Mittelmeerraum

Kulturräumlich-zivilisatorische Trias

Länderkunden gibt es Hunderte, von fast allen wichtigen Ländern der Erde, von manchen gar mehrere. Und einige sind wirklich gut, in dem Sinne, daß es darin gelungen ist, die aktuelle, im historisch-aktuellen Widerstreit der natürlichen und gesellschaftlichen Rahmenbedingungen gewachsene geographische Substanz des betreffenden Landes zu durchdringen, in ihrem regionalen und globalen gesellschaftlichen und ökologischen Verbund sachgerecht, mit den nötigen Details und in verständlicher Sprache in Wort und Bild darzulegen, zu bewerten und schließlich auf die (nähere) ökologische und ökonomische Zukunft hin zu projizieren.

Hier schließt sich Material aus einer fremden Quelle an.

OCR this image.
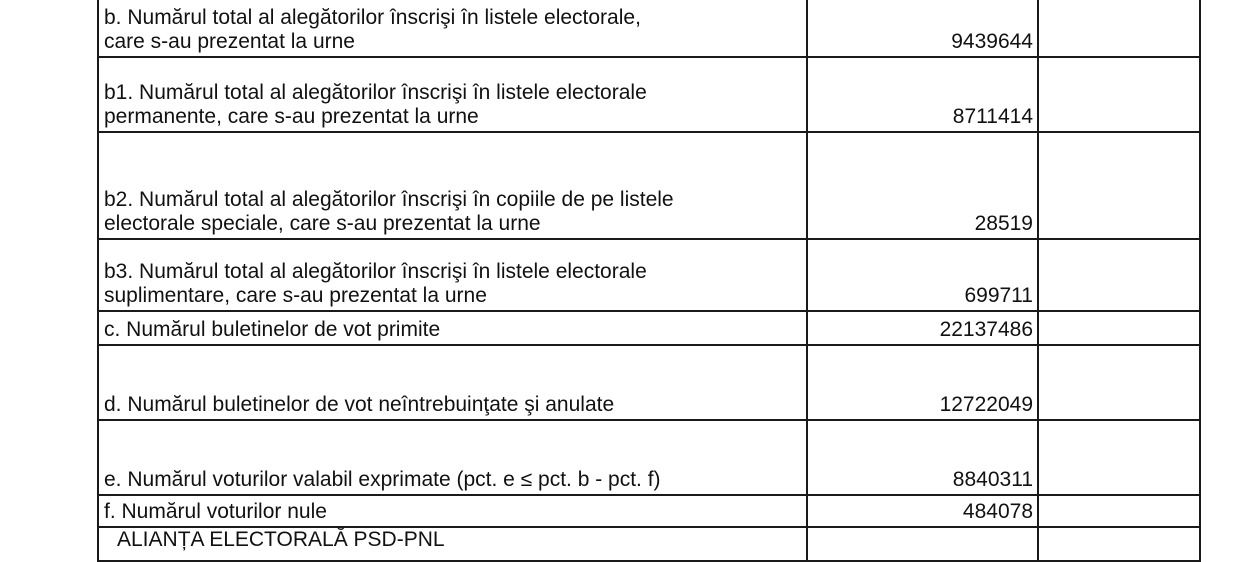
b. Numărul total al alegătorilor înscrişi în listele electorale,
care s-au prezentat la urne	9439644	
b1. Numărul total al alegătorilor înscrişi în listele electorale
permanente, care s-au prezentat la urne	8711414	
b2. Numărul total al alegătorilor înscrişi în copiile de pe listele
electorale speciale, care s-au prezentat la urne	28519	
b3. Numărul total al alegătorilor înscrişi în listele electorale
suplimentare, care s-au prezentat la urne	699711	
c. Numărul buletinelor de vot primite	22137486	
d. Numărul buletinelor de vot neîntrebuinţate şi anulate	12722049	
e. Numărul voturilor valabil exprimate (pct. e ≤ pct. b - pct. f)	8840311	
f. Numărul voturilor nule	484078	
ALIANȚA ELECTORALĂ PSD-PNL		
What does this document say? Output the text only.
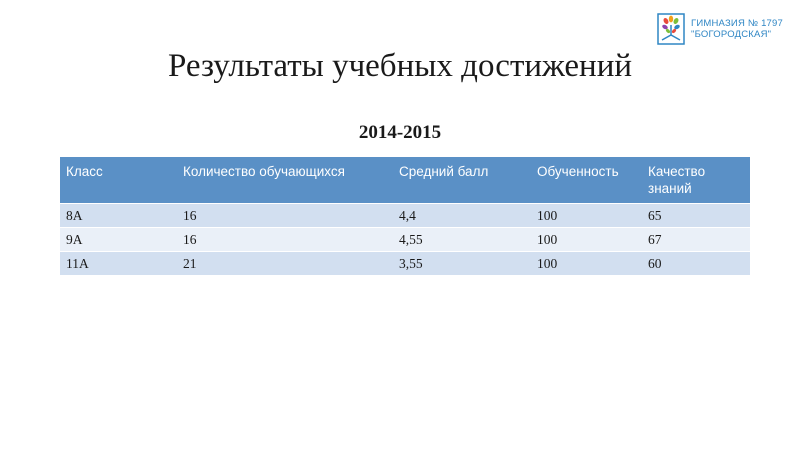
ГИМНАЗИЯ № 1797
"БОГОРОДСКАЯ"
Результаты учебных достижений
2014-2015
Класс	Количество обучающихся	Средний балл	Обученность	Качество знаний
8А	16	4,4	100	65
9А	16	4,55	100	67
11А	21	3,55	100	60
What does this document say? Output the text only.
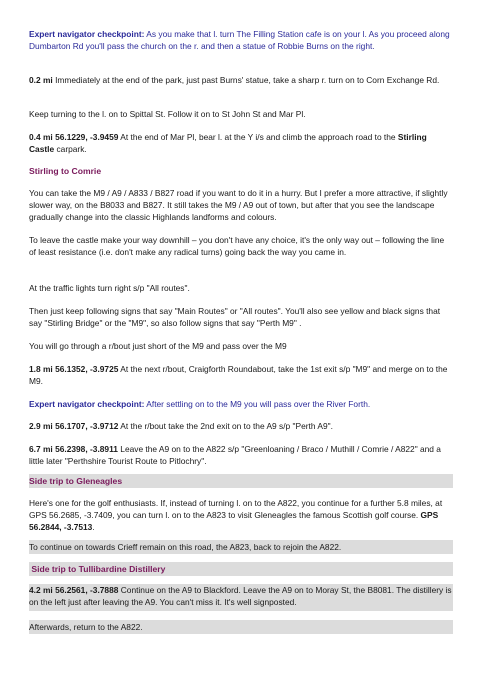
Expert navigator checkpoint: As you make that l. turn The Filling Station cafe is on your l. As you proceed along Dumbarton Rd you'll pass the church on the r. and then a statue of Robbie Burns on the right.

0.2 mi Immediately at the end of the park, just past Burns' statue, take a sharp r. turn on to Corn Exchange Rd.

Keep turning to the l. on to Spittal St. Follow it on to St John St and Mar Pl.

0.4 mi 56.1229, -3.9459 At the end of Mar Pl, bear l. at the Y i/s and climb the approach road to the Stirling Castle carpark.

Stirling to Comrie

You can take the M9 / A9 / A833 / B827 road if you want to do it in a hurry. But I prefer a more attractive, if slightly slower way, on the B8033 and B827. It still takes the M9 / A9 out of town, but after that you see the landscape gradually change into the classic Highlands landforms and colours.

To leave the castle make your way downhill – you don't have any choice, it's the only way out – following the line of least resistance (i.e. don't make any radical turns) going back the way you came in.

At the traffic lights turn right s/p "All routes".

Then just keep following signs that say "Main Routes" or "All routes". You'll also see yellow and black signs that say "Stirling Bridge" or the "M9", so also follow signs that say "Perth M9" .

You will go through a r/bout just short of the M9 and pass over the M9

1.8 mi 56.1352, -3.9725 At the next r/bout, Craigforth Roundabout, take the 1st exit s/p "M9" and merge on to the M9.

Expert navigator checkpoint: After settling on to the M9 you will pass over the River Forth.

2.9 mi 56.1707, -3.9712 At the r/bout take the 2nd exit on to the A9 s/p "Perth A9".

6.7 mi 56.2398, -3.8911 Leave the A9 on to the A822 s/p "Greenloaning / Braco / Muthill / Comrie / A822" and a little later "Perthshire Tourist Route to Pitlochry".

Side trip to Gleneagles

Here's one for the golf enthusiasts. If, instead of turning l. on to the A822, you continue for a further 5.8 miles, at GPS 56.2685, -3.7409, you can turn l. on to the A823 to visit Gleneagles the famous Scottish golf course. GPS 56.2844, -3.7513.

To continue on towards Crieff remain on this road, the A823, back to rejoin the A822.

Side trip to Tullibardine Distillery

4.2 mi 56.2561, -3.7888 Continue on the A9 to Blackford. Leave the A9 on to Moray St, the B8081. The distillery is on the left just after leaving the A9. You can't miss it. It's well signposted.

Afterwards, return to the A822.
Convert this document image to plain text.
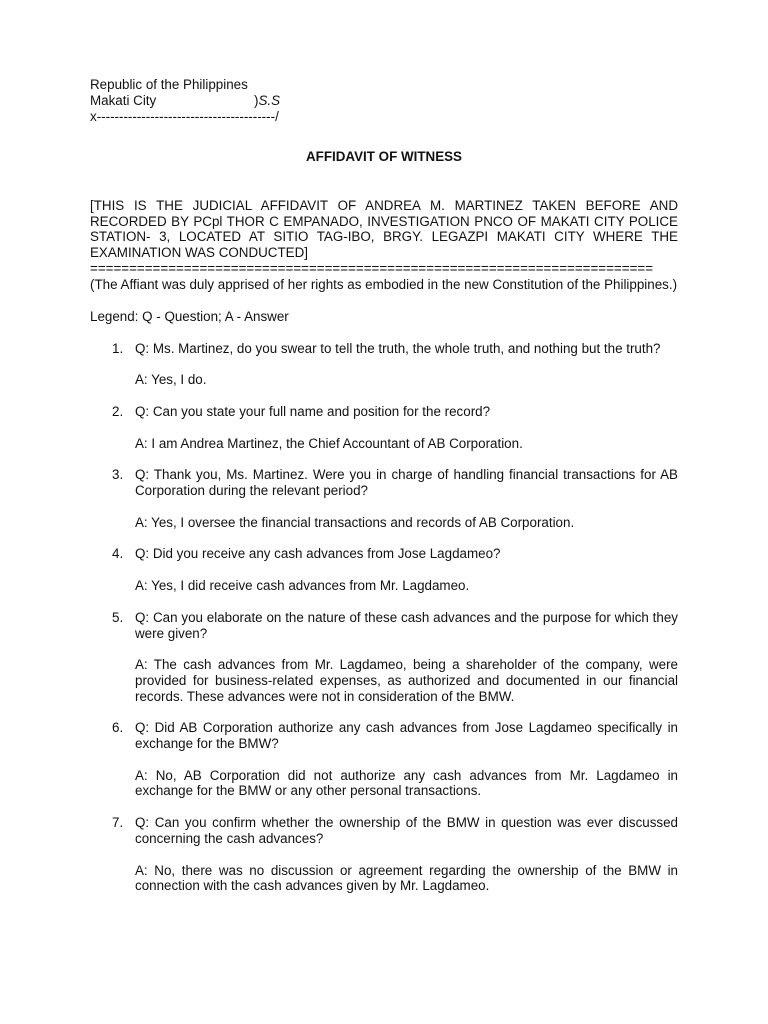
Republic of the Philippines
Makati City	)S.S
x----------------------------------------/
AFFIDAVIT OF WITNESS
[THIS IS THE JUDICIAL AFFIDAVIT OF ANDREA M. MARTINEZ TAKEN BEFORE AND RECORDED BY PCpl THOR C EMPANADO, INVESTIGATION PNCO OF MAKATI CITY POLICE STATION- 3, LOCATED AT SITIO TAG-IBO, BRGY. LEGAZPI MAKATI CITY WHERE THE EXAMINATION WAS CONDUCTED]
========================================================================
(The Affiant was duly apprised of her rights as embodied in the new Constitution of the Philippines.)
Legend: Q - Question; A - Answer
1. Q: Ms. Martinez, do you swear to tell the truth, the whole truth, and nothing but the truth?
A: Yes, I do.
2. Q: Can you state your full name and position for the record?
A: I am Andrea Martinez, the Chief Accountant of AB Corporation.
3. Q: Thank you, Ms. Martinez. Were you in charge of handling financial transactions for AB Corporation during the relevant period?
A: Yes, I oversee the financial transactions and records of AB Corporation.
4. Q: Did you receive any cash advances from Jose Lagdameo?
A: Yes, I did receive cash advances from Mr. Lagdameo.
5. Q: Can you elaborate on the nature of these cash advances and the purpose for which they were given?
A: The cash advances from Mr. Lagdameo, being a shareholder of the company, were provided for business-related expenses, as authorized and documented in our financial records. These advances were not in consideration of the BMW.
6. Q: Did AB Corporation authorize any cash advances from Jose Lagdameo specifically in exchange for the BMW?
A: No, AB Corporation did not authorize any cash advances from Mr. Lagdameo in exchange for the BMW or any other personal transactions.
7. Q: Can you confirm whether the ownership of the BMW in question was ever discussed concerning the cash advances?
A: No, there was no discussion or agreement regarding the ownership of the BMW in connection with the cash advances given by Mr. Lagdameo.
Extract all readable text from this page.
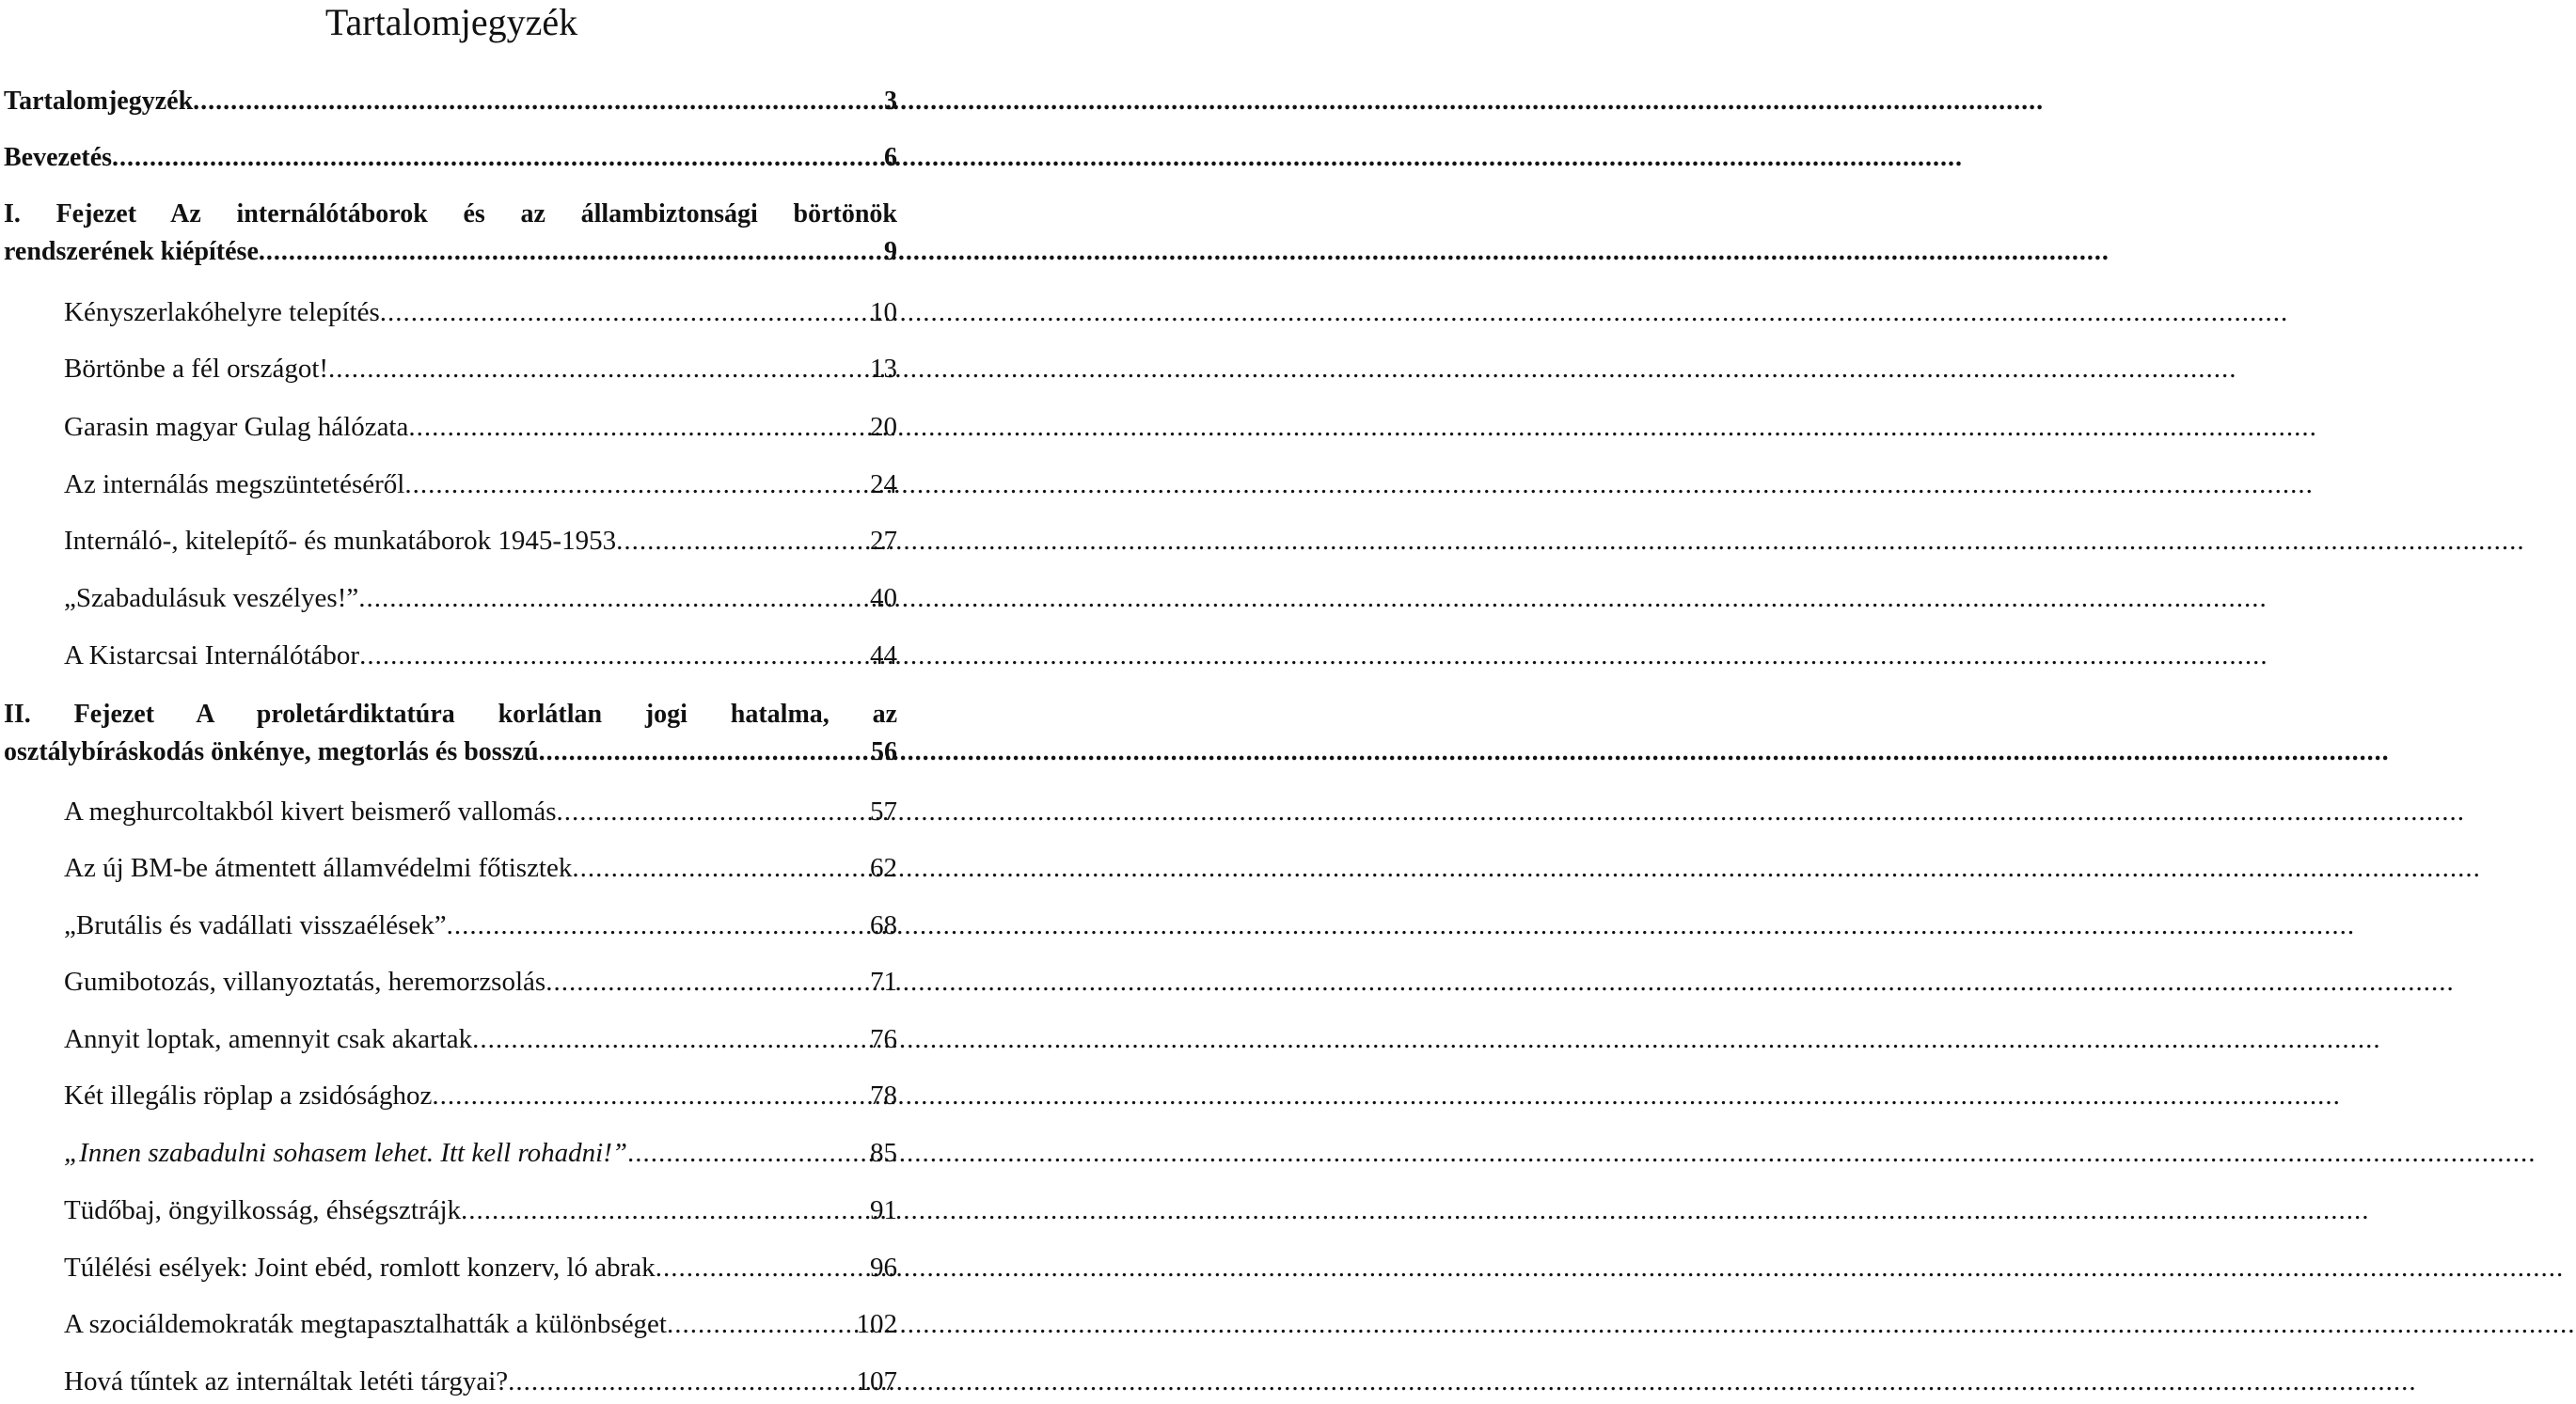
Tartalomjegyzék
Tartalomjegyzék .....	3
Bevezetés .....	6
I. Fejezet Az internálótáborok és az állambiztonsági börtönök
rendszerének kiépítése .....	9
Kényszerlakóhelyre telepítés .....	10
Börtönbe a fél országot! .....	13
Garasin magyar Gulag hálózata .....	20
Az internálás megszüntetéséről .....	24
Internáló-, kitelepítő- és munkatáborok 1945-1953 .....	27
„Szabadulásuk veszélyes!” .....	40
A Kistarcsai Internálótábor .....	44
II. Fejezet A proletárdiktatúra korlátlan jogi hatalma, az
osztálybíráskodás önkénye, megtorlás és bosszú .....	56
A meghurcoltakból kivert beismerő vallomás .....	57
Az új BM-be átmentett államvédelmi főtisztek .....	62
„Brutális és vadállati visszaélések” .....	68
Gumibotozás, villanyoztatás, heremorzsolás .....	71
Annyit loptak, amennyit csak akartak .....	76
Két illegális röplap a zsidósághoz .....	78
„Innen szabadulni sohasem lehet. Itt kell rohadni!” .....	85
Tüdőbaj, öngyilkosság, éhségsztrájk .....	91
Túlélési esélyek: Joint ebéd, romlott konzerv, ló abrak .....	96
A szociáldemokraták megtapasztalhatták a különbséget .....	102
Hová tűntek az internáltak letéti tárgyai? .....	107
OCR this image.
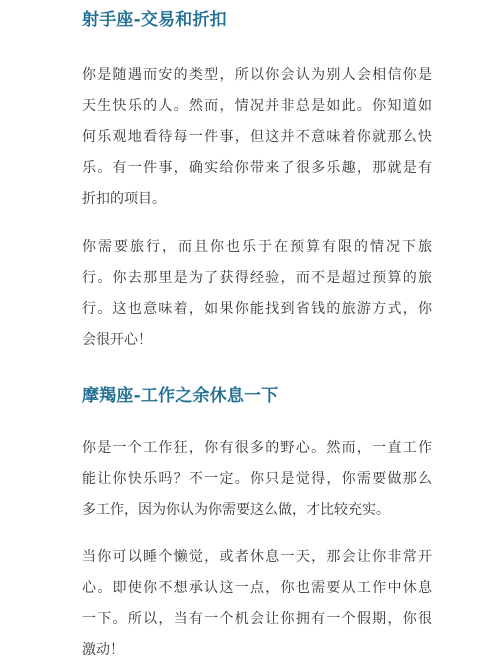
射手座-交易和折扣

你是随遇而安的类型，所以你会认为别人会相信你是
天生快乐的人。然而，情况并非总是如此。你知道如
何乐观地看待每一件事，但这并不意味着你就那么快
乐。有一件事，确实给你带来了很多乐趣，那就是有
折扣的项目。

你需要旅行，而且你也乐于在预算有限的情况下旅
行。你去那里是为了获得经验，而不是超过预算的旅
行。这也意味着，如果你能找到省钱的旅游方式，你
会很开心！

摩羯座-工作之余休息一下

你是一个工作狂，你有很多的野心。然而，一直工作
能让你快乐吗？不一定。你只是觉得，你需要做那么
多工作，因为你认为你需要这么做，才比较充实。

当你可以睡个懒觉，或者休息一天，那会让你非常开
心。即使你不想承认这一点，你也需要从工作中休息
一下。所以，当有一个机会让你拥有一个假期，你很
激动！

Dies für ein ganzes Bündel von Ländern zu tun, wie es hier Horst-Günter Wagner versucht hat, heißt freilich, Komplexität und Problematik zu potenzieren, zumal für einen Raum, der trotz gemeinsamer naturräumlicher Grundlagen gerade durch seine Kontraste auf engstem Raum auffällt: Europa, Afrika und Asien – die römisch-katholische und die orthodoxe Kirche sowie der Islam – Industrie- und Entwicklungsländer – Boomzonen und „Hinterwaldregionen“ – wachsende und schrumpfende generative „Räume“ stehen dafür. Und dennoch zieht sich ein erstaunlich starkes „mediterranes“ Regionalbewußtsein gewissermaßen als Gegenpart zur Globalisierung bis heute durch diesen Raum. Die wirtschaftlichen und sozialen Ungleichgewichte, der Gegensatz zwischen Stadt und Land, zwischen Binnenregionen und Küsten, die Rolle der inländischen, zwischenstaatlichen und nach außen gerichteten Wanderungsbewegungen, der differenzierte soziale Wandel der Erwerbsstrukturen u. a. mehr wird hier exzellent analysiert und bewertet, gekonnt bebildert, „bezeichnet“ und in den Gesamtzusammenhang gestellt. Wagner (Geograph an der Universität Würzburg) zeigt dabei enorme Detailkenntnisse, eine hohe Kompetenz auf allen relevanten Feldern der Geographie, Geschichte und Sozialwissenschaft, sowie vor allem die Fähigkeit zu einer optimalen Verknüpfung von Raum und Prozeß. Er strukturiert diesen „Kampfraum zwischen Beharrung und Innovation“ und stellt abschließend in seinen „Einblicken“ heraus, wie sich die Gesamtregion derzeit darstellt, wie von innen und von außen versucht wird, die regionalen Disparitäten mit Staats- und internationalen Mitteln zu beseitigen, wie die EU zum Mittelmeerraum und dieser zur EU und zum globalen „Staatenverbund“ steht und zeigt dabei sehr klar, wie sich das Bild im Vergleich zur Vergangenheit verschoben hat. Literaturverzeichnis, Orts- und Sachregister entsprechen dem hohen Niveau dieser wirklichen Länderkunde, denn alle anderen sind – streng und wörtlich genommen – „nur“ Landeskunden. Dies Werk ist für jeden eine Fundgrube und ein Lektion, sei er nun Wissenschaftler, Lehrer oder einfach nur ein an Vergangenheit, Gegenwart oder Zukunft dieses Raumes oder eines seiner Teile interessierter Laie.